Multi-constituent: Defined based on composition, with more than one constituent ≥10% and <80%. Naming should be based on a reaction mass of the main constituents.
UVCB: Identified based on the source of the substance and process used. Any significant change in the source or process is likely to lead to identification as another substance and a separate registration. UVCB substances cannot be sufficiently described based on composition as the number of constituents is too large, the composition is, to a significant extent, unknown, or the composition is variable and poorly predictable. All known constituents and all constituents present at ≥10% should be specified in the REACH dossier, as well as any constituent relevant for classification or PBT assessment.

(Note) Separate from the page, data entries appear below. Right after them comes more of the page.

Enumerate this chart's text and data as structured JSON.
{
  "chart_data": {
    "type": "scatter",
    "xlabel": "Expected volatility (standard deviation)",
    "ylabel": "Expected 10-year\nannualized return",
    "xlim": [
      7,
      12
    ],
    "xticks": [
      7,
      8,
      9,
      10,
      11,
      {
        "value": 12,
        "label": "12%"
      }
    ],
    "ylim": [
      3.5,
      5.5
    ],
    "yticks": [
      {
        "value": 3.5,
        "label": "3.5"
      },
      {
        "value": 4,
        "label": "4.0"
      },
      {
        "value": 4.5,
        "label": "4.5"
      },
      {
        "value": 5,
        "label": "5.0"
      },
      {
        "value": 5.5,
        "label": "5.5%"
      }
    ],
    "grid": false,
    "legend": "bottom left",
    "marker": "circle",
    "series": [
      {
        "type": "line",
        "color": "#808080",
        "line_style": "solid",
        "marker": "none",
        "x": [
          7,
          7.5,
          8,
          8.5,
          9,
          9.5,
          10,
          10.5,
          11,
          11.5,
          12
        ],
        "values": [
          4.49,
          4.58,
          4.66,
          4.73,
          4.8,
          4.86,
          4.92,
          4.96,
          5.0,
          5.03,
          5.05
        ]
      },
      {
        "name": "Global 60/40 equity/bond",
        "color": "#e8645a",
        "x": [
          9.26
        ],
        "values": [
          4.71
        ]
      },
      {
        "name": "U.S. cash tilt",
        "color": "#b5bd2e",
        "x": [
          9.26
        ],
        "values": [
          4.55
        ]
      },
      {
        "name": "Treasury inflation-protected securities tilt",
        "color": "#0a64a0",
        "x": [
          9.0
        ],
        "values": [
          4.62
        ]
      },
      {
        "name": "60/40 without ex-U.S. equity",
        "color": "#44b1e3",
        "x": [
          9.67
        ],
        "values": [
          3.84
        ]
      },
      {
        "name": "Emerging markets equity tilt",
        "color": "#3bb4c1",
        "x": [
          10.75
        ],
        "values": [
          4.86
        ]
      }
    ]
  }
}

Sufficient analytical data to identify which of these categories a substance falls into is a must. Even for UVCB substances, analysis is key in order to ensure that representative samples are chosen for testing and to justify read across approaches, if appropriate. For UVCB substances with very large numbers of constituents, grouping of constituents can be an effective tool for managing the complexity of the substance.
Since the first registration deadline there has been increasing focus on the challenges faced by registrants with regard to substance identity. Substance identity was also a topic covered in ECHA’s 10th Stakeholders Day that took place on 27 May 2015.
As we near the next registration deadline it is important not to underestimate the work involved in confirming substance identity and the importance of this as a basis for the rest of the registration dossier.
Don’t delay in confirming your substance identity!